Paper: UC-Net: Uncertainty Inspired RGB-D Saliency Detection via Conditional Variational Autoencoders

June 2nd, 2020

In this paper, we propose the first framework (UCNet) to employ uncertainty for RGB-D saliency detection by learning from the data labeling process.

Existing RGB-D saliency detection methods treat the saliency detection task as a point estimation problem, and produce a single saliency map following a deterministic learning pipeline.

Inspired by the saliency data labeling process, we propose probabilistic RGB-D saliency detection network via conditional variational autoencoders to model human annotation uncertainty and generate multiple saliency maps for each input image by sampling in the latent space.

With the proposed saliency consensus process, we are able to generate an accurate saliency map based on these multiple predictions.

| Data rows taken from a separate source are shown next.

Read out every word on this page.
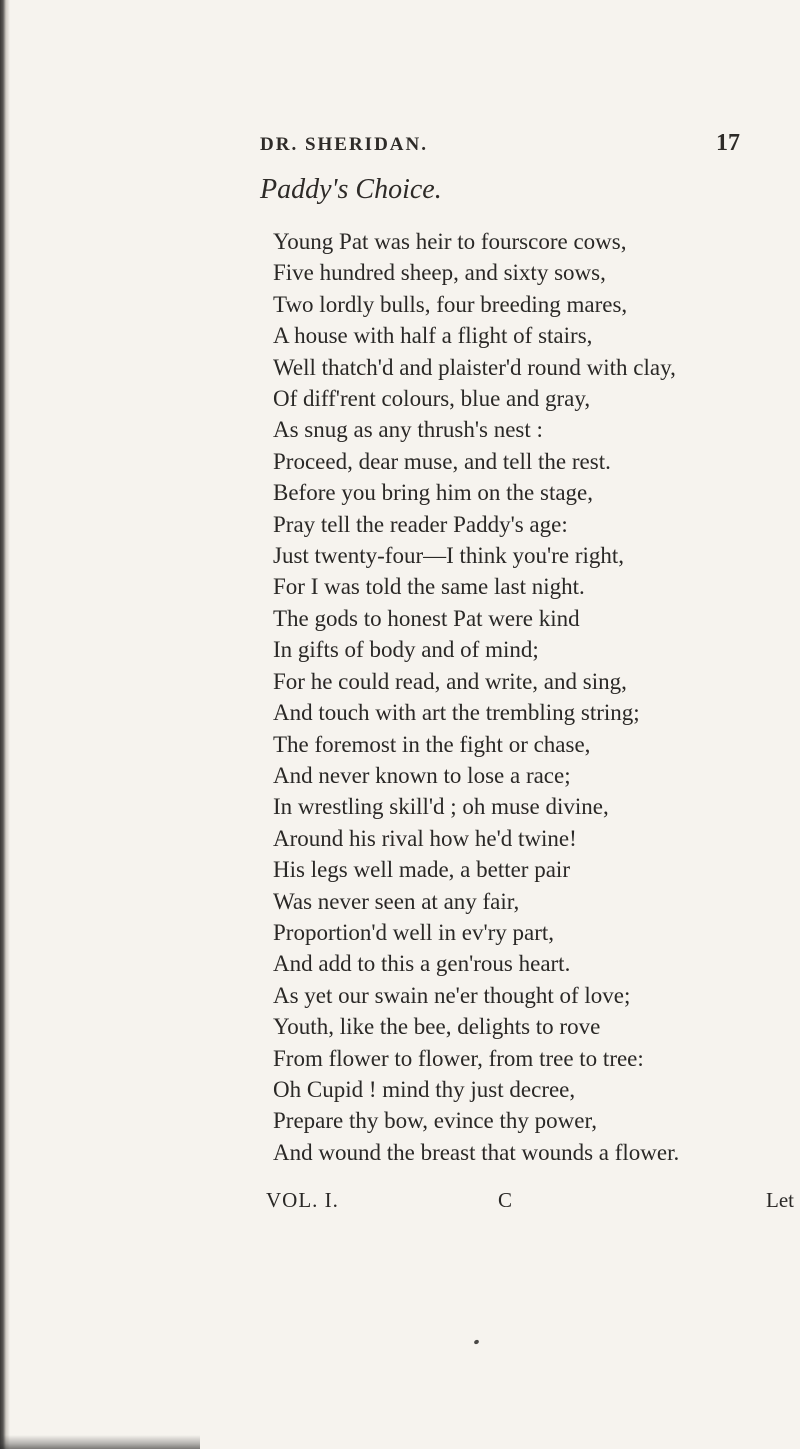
DR. SHERIDAN.	17
Paddy's Choice.
Young Pat was heir to fourscore cows,
Five hundred sheep, and sixty sows,
Two lordly bulls, four breeding mares,
A house with half a flight of stairs,
Well thatch'd and plaister'd round with clay,
Of diff'rent colours, blue and gray,
As snug as any thrush's nest :
Proceed, dear muse, and tell the rest.
Before you bring him on the stage,
Pray tell the reader Paddy's age:
Just twenty-four—I think you're right,
For I was told the same last night.
The gods to honest Pat were kind
In gifts of body and of mind;
For he could read, and write, and sing,
And touch with art the trembling string;
The foremost in the fight or chase,
And never known to lose a race;
In wrestling skill'd ; oh muse divine,
Around his rival how he'd twine!
His legs well made, a better pair
Was never seen at any fair,
Proportion'd well in ev'ry part,
And add to this a gen'rous heart.
As yet our swain ne'er thought of love;
Youth, like the bee, delights to rove
From flower to flower, from tree to tree:
Oh Cupid ! mind thy just decree,
Prepare thy bow, evince thy power,
And wound the breast that wounds a flower.
VOL. I.	C	Let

Quantitative and qualitative evaluations on six challenging benchmark datasets against 18 competing algorithms demonstrate the effectiveness of our approach in learning the distribution of saliency maps, leading to a new state-of-the-art in RGB-D saliency detection.

Figure 8. Comparisons of saliency maps. “MH1” and “MH2” are two predictions from M-head. “DP1” and “DP2” are predictions of two random MC-dropout during test. “Ours(1)” and “Ours(2)” are two predictions sampled from our CVAE based model. Different from M-head and MC-dropout, which produce consistent predictions for ambiguous images (5th row), UC-Net can produce diverse predictions.

 

Jing Zhang, Deng-Ping Fan, Yuchao Dai, Saeed Anwar, Fatemeh Sadat Saleh, Tong Zhang, Nick Barnes. UC-Net: Uncertainty Inspired RGB-D Saliency Detection via Conditional Variational Autoencoders. IEEE Computer Vision and Pattern Recognition (CVPR), Oral, 2020.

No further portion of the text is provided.